‘And all the people answered and said, “His blood be on us, and on our children.” '

For the idea here compare 2 Samuel 1:16; 2 Samuel 3:28. The people recognised quite clearly what Pilate was trying to do, and had been worked up into such a fever that they replied vociferously, “His blood be on us, and on our children.” They had recognised the symbol and were quite ready to take the blood guilt on themselves if it would frustrate Pilate. They treated the death of Jesus as lightly as the Chief Priests had treated Judas. But little were they aware of how literally God would take it, for within forty years their city would become a blood bath the like of which has rarely been seen since. Then they would bear their blood guilt indeed. We should note here how in Daniel 9:26 the ‘cutting off' of the Anointed One (Messiah) is also connected with the destruction of Jerusalem.

‘All the people.' Strictly this means ‘all who were present there', that is, all the crowd as they bayed as one. They knew the pressure that unanimity could apply. Compare ‘all Jerusalem' in Matthew 2:3. Once again the whole city was, as it were, aroused against Jesus. We should recognise that the idea is not that the whole Jewish nation will bear the guilt, and indeed many of that nation would come to Christ in the years that followed. It is rather that Jerusalem will bear the guilt, as indeed it did in a terrible way.
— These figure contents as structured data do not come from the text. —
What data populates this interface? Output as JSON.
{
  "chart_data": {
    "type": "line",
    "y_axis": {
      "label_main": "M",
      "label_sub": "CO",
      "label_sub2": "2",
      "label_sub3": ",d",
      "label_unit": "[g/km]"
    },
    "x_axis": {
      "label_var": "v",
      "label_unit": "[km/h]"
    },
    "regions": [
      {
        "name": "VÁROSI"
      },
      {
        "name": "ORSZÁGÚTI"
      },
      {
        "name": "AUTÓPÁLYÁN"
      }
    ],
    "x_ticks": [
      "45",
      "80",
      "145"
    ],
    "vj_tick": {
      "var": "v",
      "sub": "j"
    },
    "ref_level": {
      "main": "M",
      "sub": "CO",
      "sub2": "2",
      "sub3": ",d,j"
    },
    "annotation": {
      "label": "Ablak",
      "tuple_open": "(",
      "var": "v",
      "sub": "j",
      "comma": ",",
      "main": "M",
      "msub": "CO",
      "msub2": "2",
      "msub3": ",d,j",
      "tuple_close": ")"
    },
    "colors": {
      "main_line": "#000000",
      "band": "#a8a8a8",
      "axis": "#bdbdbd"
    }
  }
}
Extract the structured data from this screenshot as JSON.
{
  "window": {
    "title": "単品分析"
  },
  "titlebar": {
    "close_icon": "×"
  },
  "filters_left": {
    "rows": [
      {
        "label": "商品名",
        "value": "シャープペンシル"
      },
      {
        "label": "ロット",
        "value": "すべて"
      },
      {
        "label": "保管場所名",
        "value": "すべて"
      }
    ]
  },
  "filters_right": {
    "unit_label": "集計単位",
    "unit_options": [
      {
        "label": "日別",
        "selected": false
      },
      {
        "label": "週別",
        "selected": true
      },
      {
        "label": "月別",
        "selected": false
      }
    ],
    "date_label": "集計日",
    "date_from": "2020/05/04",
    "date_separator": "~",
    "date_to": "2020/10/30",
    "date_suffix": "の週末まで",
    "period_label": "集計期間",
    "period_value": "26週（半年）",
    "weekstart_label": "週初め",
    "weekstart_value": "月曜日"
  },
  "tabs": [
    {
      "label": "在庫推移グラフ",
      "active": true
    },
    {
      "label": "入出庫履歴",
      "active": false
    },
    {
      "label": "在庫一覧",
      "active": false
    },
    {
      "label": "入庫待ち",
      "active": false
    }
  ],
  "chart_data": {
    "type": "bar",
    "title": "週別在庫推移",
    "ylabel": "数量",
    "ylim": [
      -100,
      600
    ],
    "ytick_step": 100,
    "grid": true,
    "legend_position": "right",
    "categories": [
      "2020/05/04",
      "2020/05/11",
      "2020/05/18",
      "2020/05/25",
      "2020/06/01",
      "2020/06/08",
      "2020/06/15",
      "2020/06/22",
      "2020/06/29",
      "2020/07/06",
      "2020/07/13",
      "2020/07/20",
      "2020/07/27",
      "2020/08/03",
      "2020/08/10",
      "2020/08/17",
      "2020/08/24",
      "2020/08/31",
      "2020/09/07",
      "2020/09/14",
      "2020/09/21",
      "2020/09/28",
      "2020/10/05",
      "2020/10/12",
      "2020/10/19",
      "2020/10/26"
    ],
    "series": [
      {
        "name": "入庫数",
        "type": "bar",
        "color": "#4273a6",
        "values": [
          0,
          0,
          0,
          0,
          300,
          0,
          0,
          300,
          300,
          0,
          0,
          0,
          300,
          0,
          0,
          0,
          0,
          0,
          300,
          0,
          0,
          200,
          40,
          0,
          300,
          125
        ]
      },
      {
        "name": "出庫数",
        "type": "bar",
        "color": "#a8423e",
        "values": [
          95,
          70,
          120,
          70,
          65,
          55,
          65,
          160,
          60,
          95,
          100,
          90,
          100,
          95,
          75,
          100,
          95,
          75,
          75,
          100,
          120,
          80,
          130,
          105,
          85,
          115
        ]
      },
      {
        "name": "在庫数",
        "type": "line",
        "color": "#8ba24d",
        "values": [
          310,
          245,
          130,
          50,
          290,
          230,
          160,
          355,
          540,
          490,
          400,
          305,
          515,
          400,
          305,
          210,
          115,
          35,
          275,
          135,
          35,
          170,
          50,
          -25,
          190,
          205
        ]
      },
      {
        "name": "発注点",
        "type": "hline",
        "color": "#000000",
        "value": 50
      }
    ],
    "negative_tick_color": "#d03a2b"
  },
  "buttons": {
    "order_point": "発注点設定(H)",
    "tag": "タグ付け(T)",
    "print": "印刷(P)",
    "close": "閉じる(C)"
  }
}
(As we have constantly stressed the guilt cannot be laid at the door of the Jewish nation as a whole, except in so far as it can be laid at the doors of all men. It is strange how people who would never take on themselves the guilt of a particular crime in which they were not directly involved, will nevertheless happily apply such guilt to others. I remember well how as a teacher in a school made up mainly of West Indians there were some who vociferously informed me that I wholly shared the guilt of the practise of slavery, while even the more well disposed still thought that there was some truth in it. And when I pointed out that I accepted no guilt at all for what others had done, and that I abhorred slavery, they yelled me down. Furthermore they would never admit that black tribes and Arabs were equally involved in the infamous trade, and therefore equally bore the blame. That would never do, for it might suggest that it was not white men who were totally to blame. And yet how quickly they would speak of it being unfair if a class was made to bear the guilt of a few (when it was often far more justified). It was a matter of ‘rules for some, and rules for others'. It is in a similar way that the Jews throughout history have often quite unfairly been made to bear the guilt of what happened here. But while certainly every Jew will have to give account for his failure to respond to Christ, as indeed will all who have so failed, it was only the minority, even in Jesus' day, who were really responsible for it, and who can really be described as having been guilty of crucifying the Son of God).